Jakarta, CNN Indonesia -- Ketika gadis 15 tahun lain di Perancis hanyut dalam dunia maya untuk melihat jejaring sosial, Joanna sibuk menggunakan internet guna mencari cara membuat paspor palsu agar dapat terbang ke Suriah.
Dalam prosesnya, ia bahkan berhubungan langsung dengan seorang perempuan yang terlibat dalam penyerangan di Paris pada November lalu.
"Saya mencoba mendapatkan paspor untuk pergi ke Suriah. Saya punya beberapa nama dan kontak, dan perempuan ini menyapa saya di jejaring sosial. Ia ingin ke Suriah dengan seseorang. Dia tidak mau pergi sendiri. Ia juga mencoba mengontrol semua yang saya lakukan," ujar Joanna kepada
CNN dari pinggiran kota Paris.
ADVERTISEMENT
SCROLL TO CONTINUE WITH CONTENT
Menurut ibunya, sebut saja Jeanne, Joanna memang memiliki ketertarikan terhadap agama sejak masih kecil.
Layaknya kebanyakan warga Perancis, Joanna (bukan nama sebenarnya) juga tumbuh dalam ajaran Katolik. Sejak kecil, menurut ibunya, Joanna merupakan anak cerdas yang selalu ingin tahu dan cepat belajar.
"Saat masih bayi, ia sangat cepat mengucap kata, belajar warna.
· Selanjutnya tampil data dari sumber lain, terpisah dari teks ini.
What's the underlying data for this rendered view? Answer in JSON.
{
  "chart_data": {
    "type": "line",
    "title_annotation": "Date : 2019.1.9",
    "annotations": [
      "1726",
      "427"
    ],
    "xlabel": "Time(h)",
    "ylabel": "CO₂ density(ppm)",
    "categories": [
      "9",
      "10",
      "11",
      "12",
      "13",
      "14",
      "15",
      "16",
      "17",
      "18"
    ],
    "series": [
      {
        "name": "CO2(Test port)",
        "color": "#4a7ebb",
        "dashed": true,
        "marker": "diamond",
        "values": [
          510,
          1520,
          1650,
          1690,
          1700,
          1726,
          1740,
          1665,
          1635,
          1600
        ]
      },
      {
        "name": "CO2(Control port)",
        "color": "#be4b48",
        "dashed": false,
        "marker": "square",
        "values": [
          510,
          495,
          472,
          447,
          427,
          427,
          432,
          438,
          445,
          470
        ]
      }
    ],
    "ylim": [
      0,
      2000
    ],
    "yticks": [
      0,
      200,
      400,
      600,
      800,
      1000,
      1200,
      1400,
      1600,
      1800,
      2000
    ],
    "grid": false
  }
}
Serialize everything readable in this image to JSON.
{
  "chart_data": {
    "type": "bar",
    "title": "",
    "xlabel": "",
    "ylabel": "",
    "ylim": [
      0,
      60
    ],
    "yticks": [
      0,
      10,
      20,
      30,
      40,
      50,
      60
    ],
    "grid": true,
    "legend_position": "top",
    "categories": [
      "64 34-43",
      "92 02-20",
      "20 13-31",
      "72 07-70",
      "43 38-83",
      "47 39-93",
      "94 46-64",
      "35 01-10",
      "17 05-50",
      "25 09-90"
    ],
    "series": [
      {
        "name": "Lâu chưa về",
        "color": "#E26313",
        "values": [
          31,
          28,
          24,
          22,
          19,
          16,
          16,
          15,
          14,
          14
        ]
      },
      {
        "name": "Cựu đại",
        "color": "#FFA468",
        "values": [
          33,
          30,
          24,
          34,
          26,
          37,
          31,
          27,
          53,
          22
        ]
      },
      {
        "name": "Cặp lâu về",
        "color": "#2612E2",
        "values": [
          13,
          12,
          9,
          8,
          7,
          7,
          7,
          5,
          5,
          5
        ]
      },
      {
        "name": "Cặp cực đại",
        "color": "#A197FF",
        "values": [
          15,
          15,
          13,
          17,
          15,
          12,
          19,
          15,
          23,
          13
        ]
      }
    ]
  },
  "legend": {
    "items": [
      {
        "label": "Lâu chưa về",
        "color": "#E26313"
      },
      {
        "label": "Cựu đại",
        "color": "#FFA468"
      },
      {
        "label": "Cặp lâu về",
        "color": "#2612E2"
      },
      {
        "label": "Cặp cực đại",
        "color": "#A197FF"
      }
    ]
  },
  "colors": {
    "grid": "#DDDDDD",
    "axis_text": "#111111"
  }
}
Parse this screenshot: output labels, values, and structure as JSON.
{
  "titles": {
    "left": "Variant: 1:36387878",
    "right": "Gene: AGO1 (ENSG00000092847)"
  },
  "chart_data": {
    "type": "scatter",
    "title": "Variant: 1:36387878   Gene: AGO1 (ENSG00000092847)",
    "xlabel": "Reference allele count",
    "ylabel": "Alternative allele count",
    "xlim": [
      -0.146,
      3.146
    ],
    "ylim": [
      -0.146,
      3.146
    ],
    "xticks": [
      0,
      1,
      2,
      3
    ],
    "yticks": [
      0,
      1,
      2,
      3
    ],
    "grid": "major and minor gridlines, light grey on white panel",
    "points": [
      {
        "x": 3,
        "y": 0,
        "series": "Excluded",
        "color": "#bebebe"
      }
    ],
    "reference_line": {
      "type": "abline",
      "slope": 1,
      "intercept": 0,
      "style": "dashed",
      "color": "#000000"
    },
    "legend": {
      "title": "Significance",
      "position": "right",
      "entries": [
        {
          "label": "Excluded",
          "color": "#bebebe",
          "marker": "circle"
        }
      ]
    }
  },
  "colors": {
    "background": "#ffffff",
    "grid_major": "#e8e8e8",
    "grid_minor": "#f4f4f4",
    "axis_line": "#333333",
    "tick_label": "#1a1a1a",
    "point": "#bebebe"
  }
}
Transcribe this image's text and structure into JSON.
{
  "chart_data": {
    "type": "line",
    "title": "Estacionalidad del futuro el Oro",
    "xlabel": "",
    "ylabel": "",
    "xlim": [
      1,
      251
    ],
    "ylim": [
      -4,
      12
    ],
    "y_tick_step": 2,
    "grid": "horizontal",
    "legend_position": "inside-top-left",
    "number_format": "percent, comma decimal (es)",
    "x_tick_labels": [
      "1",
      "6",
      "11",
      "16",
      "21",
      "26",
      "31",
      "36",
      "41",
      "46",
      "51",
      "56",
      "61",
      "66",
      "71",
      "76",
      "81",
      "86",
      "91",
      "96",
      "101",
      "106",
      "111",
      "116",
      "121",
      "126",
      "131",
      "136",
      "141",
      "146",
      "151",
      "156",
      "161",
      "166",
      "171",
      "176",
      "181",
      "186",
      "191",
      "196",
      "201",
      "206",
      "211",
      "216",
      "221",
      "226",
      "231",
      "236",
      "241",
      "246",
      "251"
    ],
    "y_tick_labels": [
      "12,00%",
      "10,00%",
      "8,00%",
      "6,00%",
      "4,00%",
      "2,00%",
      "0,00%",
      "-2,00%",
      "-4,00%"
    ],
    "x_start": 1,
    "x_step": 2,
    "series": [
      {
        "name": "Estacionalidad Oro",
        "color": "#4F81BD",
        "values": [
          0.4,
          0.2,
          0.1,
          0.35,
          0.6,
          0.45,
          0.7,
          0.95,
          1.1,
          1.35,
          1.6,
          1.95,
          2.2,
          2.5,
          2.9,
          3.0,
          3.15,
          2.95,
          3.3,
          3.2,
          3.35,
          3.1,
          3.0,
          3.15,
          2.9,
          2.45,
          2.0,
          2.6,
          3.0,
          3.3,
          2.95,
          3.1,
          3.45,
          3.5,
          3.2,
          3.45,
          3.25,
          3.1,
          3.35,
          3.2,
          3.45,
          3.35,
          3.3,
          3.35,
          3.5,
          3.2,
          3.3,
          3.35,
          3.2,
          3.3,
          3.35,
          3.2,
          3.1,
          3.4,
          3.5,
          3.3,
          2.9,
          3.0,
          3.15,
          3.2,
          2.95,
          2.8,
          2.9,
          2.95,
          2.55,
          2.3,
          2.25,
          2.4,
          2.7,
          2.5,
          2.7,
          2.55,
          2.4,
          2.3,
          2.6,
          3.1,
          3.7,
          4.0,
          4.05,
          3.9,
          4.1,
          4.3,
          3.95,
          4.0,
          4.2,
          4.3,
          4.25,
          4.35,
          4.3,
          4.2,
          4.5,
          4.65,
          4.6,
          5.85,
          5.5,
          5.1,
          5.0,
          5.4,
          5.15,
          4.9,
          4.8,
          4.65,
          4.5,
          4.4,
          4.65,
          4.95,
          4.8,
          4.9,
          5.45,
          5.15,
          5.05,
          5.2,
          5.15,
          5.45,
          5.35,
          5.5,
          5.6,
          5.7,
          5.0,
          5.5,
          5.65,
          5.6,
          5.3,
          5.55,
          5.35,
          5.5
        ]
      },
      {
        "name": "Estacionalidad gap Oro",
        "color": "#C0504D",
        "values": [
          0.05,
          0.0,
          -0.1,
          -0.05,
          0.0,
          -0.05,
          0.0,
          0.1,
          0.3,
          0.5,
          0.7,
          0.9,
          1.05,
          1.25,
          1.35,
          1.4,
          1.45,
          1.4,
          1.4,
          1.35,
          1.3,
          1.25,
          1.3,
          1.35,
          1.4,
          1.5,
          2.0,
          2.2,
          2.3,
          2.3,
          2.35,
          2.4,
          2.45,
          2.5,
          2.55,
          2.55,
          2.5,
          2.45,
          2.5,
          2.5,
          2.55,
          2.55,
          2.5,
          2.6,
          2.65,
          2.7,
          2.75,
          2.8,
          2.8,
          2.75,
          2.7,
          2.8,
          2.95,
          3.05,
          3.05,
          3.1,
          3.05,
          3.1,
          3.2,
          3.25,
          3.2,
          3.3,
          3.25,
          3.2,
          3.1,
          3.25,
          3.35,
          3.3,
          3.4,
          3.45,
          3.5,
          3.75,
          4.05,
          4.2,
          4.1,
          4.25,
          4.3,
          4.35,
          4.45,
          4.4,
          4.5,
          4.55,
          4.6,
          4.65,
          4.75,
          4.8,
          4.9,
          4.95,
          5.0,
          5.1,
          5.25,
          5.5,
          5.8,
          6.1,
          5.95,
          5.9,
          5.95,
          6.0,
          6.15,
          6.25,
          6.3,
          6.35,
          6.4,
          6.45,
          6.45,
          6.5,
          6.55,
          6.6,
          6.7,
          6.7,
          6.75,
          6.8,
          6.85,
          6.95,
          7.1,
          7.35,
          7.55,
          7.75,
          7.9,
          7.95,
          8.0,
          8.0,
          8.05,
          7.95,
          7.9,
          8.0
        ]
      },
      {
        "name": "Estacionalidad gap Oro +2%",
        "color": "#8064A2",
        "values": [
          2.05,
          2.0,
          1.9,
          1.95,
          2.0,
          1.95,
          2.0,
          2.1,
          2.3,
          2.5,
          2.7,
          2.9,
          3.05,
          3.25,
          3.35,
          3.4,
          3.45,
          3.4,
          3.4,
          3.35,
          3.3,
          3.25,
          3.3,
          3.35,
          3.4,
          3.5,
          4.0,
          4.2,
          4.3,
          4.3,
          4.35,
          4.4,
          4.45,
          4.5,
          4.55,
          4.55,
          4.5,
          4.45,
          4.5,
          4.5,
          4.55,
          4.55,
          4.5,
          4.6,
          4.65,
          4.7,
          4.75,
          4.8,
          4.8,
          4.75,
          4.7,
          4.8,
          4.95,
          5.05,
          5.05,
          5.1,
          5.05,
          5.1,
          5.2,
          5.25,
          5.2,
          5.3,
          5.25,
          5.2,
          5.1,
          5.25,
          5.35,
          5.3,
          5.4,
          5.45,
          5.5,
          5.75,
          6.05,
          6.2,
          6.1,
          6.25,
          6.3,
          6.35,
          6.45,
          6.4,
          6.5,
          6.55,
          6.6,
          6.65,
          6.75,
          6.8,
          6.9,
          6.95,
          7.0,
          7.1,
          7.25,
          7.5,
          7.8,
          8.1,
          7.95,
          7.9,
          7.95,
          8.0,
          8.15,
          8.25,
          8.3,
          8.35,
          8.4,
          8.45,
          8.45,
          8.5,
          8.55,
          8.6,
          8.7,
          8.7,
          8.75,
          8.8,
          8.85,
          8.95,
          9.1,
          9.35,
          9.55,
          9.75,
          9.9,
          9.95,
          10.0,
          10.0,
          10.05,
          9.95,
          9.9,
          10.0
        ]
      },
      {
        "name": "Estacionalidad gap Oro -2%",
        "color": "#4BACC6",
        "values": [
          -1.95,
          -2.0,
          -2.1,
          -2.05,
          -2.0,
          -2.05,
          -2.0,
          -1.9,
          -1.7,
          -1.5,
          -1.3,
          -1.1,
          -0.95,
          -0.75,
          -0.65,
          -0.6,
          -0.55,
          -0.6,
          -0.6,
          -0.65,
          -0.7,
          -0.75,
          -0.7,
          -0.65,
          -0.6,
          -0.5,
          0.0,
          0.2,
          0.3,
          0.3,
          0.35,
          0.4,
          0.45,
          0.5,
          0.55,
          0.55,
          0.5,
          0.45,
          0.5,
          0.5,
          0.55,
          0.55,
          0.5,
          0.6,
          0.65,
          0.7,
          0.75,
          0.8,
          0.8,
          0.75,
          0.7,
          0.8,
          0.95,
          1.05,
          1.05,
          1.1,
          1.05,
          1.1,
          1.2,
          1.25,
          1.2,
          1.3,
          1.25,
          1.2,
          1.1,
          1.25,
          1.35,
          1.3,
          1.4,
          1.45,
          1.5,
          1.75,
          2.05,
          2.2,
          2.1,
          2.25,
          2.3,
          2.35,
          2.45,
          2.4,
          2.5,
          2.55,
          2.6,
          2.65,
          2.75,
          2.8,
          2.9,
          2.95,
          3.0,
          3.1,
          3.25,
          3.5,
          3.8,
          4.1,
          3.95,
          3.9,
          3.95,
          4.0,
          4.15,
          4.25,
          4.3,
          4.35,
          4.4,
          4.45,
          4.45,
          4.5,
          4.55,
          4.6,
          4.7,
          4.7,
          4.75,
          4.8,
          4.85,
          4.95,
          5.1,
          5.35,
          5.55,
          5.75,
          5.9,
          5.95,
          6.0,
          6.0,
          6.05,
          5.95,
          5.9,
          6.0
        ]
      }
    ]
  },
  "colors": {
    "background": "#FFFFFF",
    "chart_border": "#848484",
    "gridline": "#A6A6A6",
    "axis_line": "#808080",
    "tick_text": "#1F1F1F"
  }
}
Dia sangat aktif dan cepat bosan. Ketika berusia enam atau tujuh tahun, ia sangat tertarik dengan agama dan ia memutuskan untuk bekerja di gereja," tutur Jeanne.
Namun saat beranjak remaja, Joanna mengatakan bahwa pemahamannya terhadap agama membawanya ke arah berbeda.
"Saya sangat tertarik dengan Kristen, tapi di beberapa titik, ke-Kristen-an tidak memberikan apa yang saya inginkan, tidak menjawab beberapa pertanyaan saya, dan saya tidak suka tradisinya, jadi saya pindah ke Islam," kata Joanna.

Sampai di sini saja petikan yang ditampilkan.